Mom: Teen Felt 'Threatened, Coerced' By School To Expose Self For School Strip Search

The mother of a girl who says she was wrongfully strip searched at school is speaking out against the district.

Amanda Sandidge is suing Kansas' Turner School District after she said school officials forced her daughter to lift her shirt and bra, exposing herself in December, when another student falsely accused the then-15-year-old teen of possessing drugs at school.

"What comes next?" Sandidge said to KCTV. "If somebody else comes in there and says that somebody else has something hidden in another private area, is that child going to be expected to expose that area? When does it stop?"

According to the suit, the incident was instigated by a vengeful student who went to school officials falsely claiming that Sandidge's daughter had marijuana or drug paraphernalia. After the search turned up nothing, school officials learned that the accusation was fabricated because Sandidge's daughter had been talking to a boy that the tipster liked, The Kansas City Star reports.

The mother says her daughter felt "forced, threatened and coerced into exposing herself" and is seeking more than $75,000 in damages. But the district has filed a motion in federal court to dismiss the suit. District and school officials contend that the student was taken to the nurse's office and asked to pull her bra forward with her shirt untucked.

"Although the student has labeled this a 'strip search,' at no point in time was the student ever asked to nor did she remove any article of clothing," Turner Superintendent Michelle Sedler said in a statement to Fox 4 KC.

Kansas state statutes define a strip search as "removing or rearranging some or all of a person's clothing, by or at the direction of a law enforcement officer." The court will decide within the next few months whether that definition applies to Sandidge's case.

The mother says that the incident has forced her daughter to drop out of school from harassment and is now taking her classes online.
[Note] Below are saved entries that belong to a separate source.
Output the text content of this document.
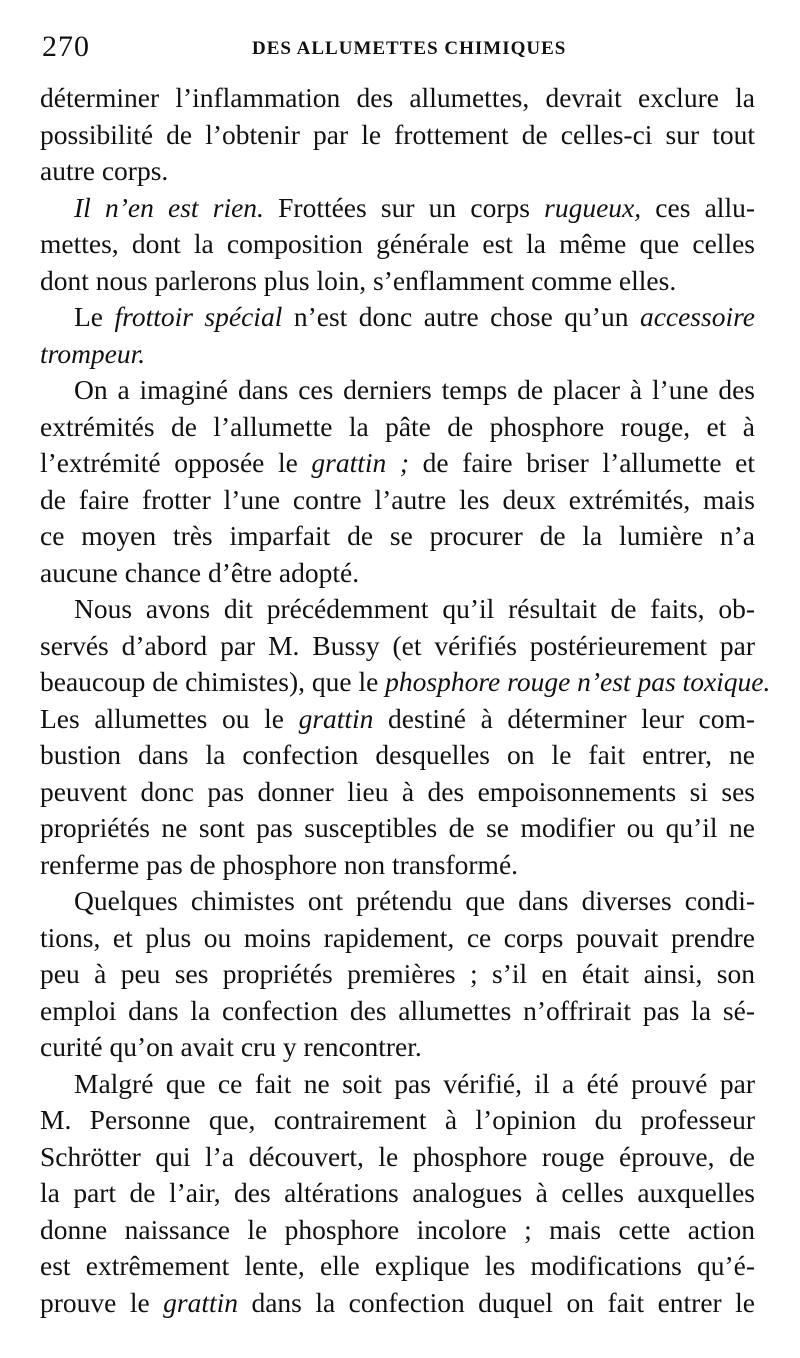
270	DES ALLUMETTES CHIMIQUES
déterminer l’inflammation des allumettes, devrait exclure la
possibilité de l’obtenir par le frottement de celles-ci sur tout
autre corps.
Il n’en est rien. Frottées sur un corps rugueux, ces allu-
mettes, dont la composition générale est la même que celles
dont nous parlerons plus loin, s’enflamment comme elles.
Le frottoir spécial n’est donc autre chose qu’un accessoire
trompeur.
On a imaginé dans ces derniers temps de placer à l’une des
extrémités de l’allumette la pâte de phosphore rouge, et à
l’extrémité opposée le grattin ; de faire briser l’allumette et
de faire frotter l’une contre l’autre les deux extrémités, mais
ce moyen très imparfait de se procurer de la lumière n’a
aucune chance d’être adopté.
Nous avons dit précédemment qu’il résultait de faits, ob-
servés d’abord par M. Bussy (et vérifiés postérieurement par
beaucoup de chimistes), que le phosphore rouge n’est pas toxique.
Les allumettes ou le grattin destiné à déterminer leur com-
bustion dans la confection desquelles on le fait entrer, ne
peuvent donc pas donner lieu à des empoisonnements si ses
propriétés ne sont pas susceptibles de se modifier ou qu’il ne
renferme pas de phosphore non transformé.
Quelques chimistes ont prétendu que dans diverses condi-
tions, et plus ou moins rapidement, ce corps pouvait prendre
peu à peu ses propriétés premières ; s’il en était ainsi, son
emploi dans la confection des allumettes n’offrirait pas la sé-
curité qu’on avait cru y rencontrer.
Malgré que ce fait ne soit pas vérifié, il a été prouvé par
M. Personne que, contrairement à l’opinion du professeur
Schrötter qui l’a découvert, le phosphore rouge éprouve, de
la part de l’air, des altérations analogues à celles auxquelles
donne naissance le phosphore incolore ; mais cette action
est extrêmement lente, elle explique les modifications qu’é-
prouve le grattin dans la confection duquel on fait entrer le
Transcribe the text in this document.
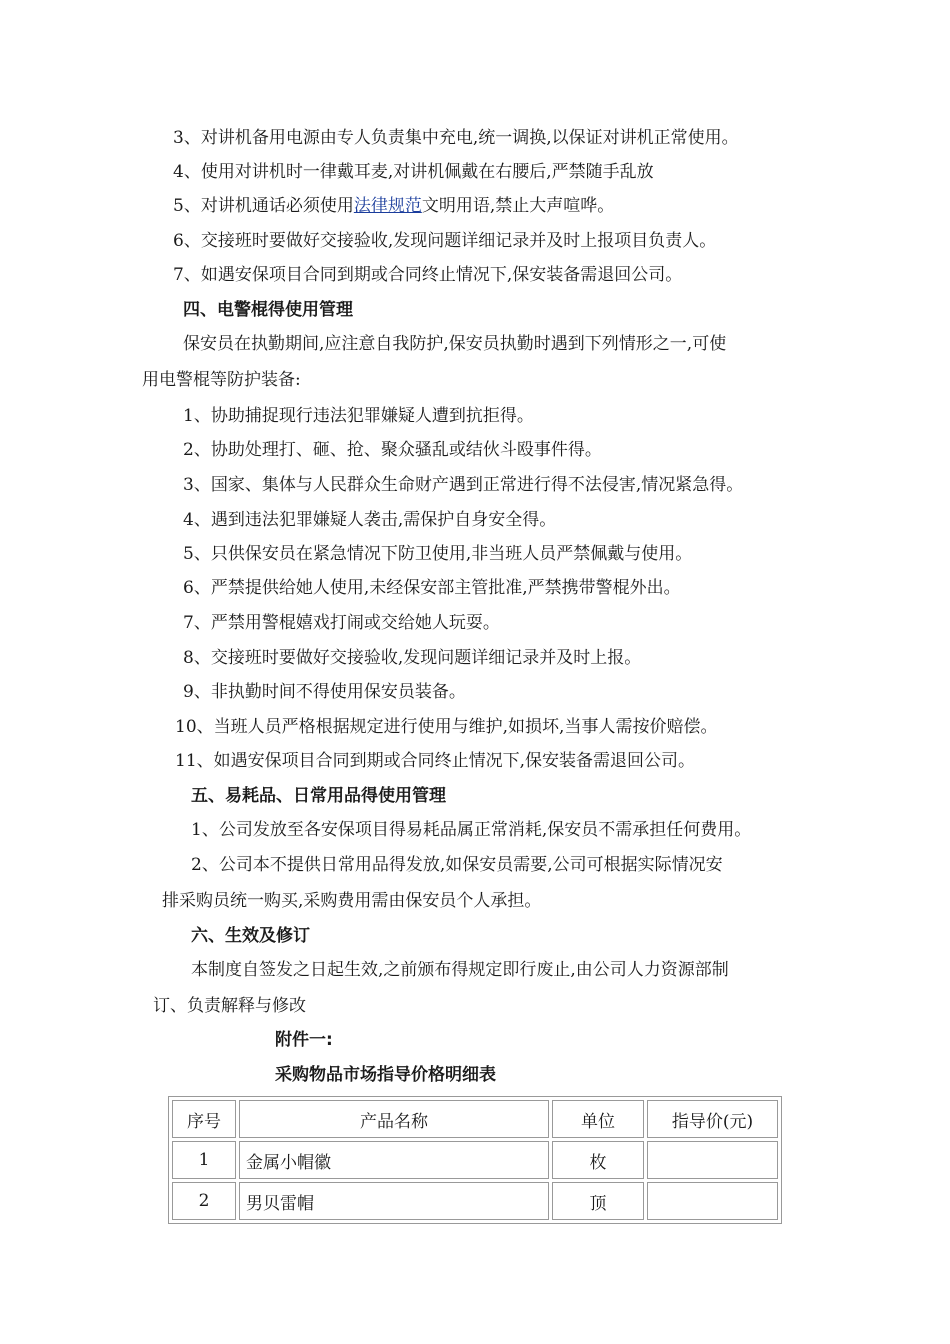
3、对讲机备用电源由专人负责集中充电,统一调换,以保证对讲机正常使用。
4、使用对讲机时一律戴耳麦,对讲机佩戴在右腰后,严禁随手乱放
5、对讲机通话必须使用法律规范文明用语,禁止大声喧哗。
6、交接班时要做好交接验收,发现问题详细记录并及时上报项目负责人。
7、如遇安保项目合同到期或合同终止情况下,保安装备需退回公司。
四、电警棍得使用管理
保安员在执勤期间,应注意自我防护,保安员执勤时遇到下列情形之一,可使
用电警棍等防护装备:
1、协助捕捉现行违法犯罪嫌疑人遭到抗拒得。
2、协助处理打、砸、抢、聚众骚乱或结伙斗殴事件得。
3、国家、集体与人民群众生命财产遇到正常进行得不法侵害,情况紧急得。
4、遇到违法犯罪嫌疑人袭击,需保护自身安全得。
5、只供保安员在紧急情况下防卫使用,非当班人员严禁佩戴与使用。
6、严禁提供给她人使用,未经保安部主管批准,严禁携带警棍外出。
7、严禁用警棍嬉戏打闹或交给她人玩耍。
8、交接班时要做好交接验收,发现问题详细记录并及时上报。
9、非执勤时间不得使用保安员装备。
10、当班人员严格根据规定进行使用与维护,如损坏,当事人需按价赔偿。
11、如遇安保项目合同到期或合同终止情况下,保安装备需退回公司。
五、易耗品、日常用品得使用管理
1、公司发放至各安保项目得易耗品属正常消耗,保安员不需承担任何费用。
2、公司本不提供日常用品得发放,如保安员需要,公司可根据实际情况安
排采购员统一购买,采购费用需由保安员个人承担。
六、生效及修订
本制度自签发之日起生效,之前颁布得规定即行废止,由公司人力资源部制
订、负责解释与修改
附件一:
采购物品市场指导价格明细表
序号	产品名称	单位	指导价(元)
1	金属小帽徽	枚	
2	男贝雷帽	顶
The teen is also refusing to leave the house.

"I hate seeing a teenage girl who should be out having fun and doing fun stuff for the summer in her room," Sandidge told KCTV. "I am the voice for my child and for every other parent out there who doesn't ever want to be in the position I am with a child that just went through this."

Her case is similar to one out of Georgia in February, when a middle school student filed a suit claiming he was traumatized and humiliated by a forced strip search in the principal's office.

The event allegedly took place in front of his classmates, who said he had marijuana, and led to emotional distress from subsequent taunting by peers who called him "Superman" for the underwear he was wearing, according to the complaint. No drugs were found.

Another incident in North Carolina sparked outrage in June when an even younger student was reportedly strip searched by an assistant principal who accused a third-grader of stealing money.

The child was reportedly ordered to strip to his boxers, though the missing money was later recovered under a cafeteria table. A lawsuit has also been filed against the school.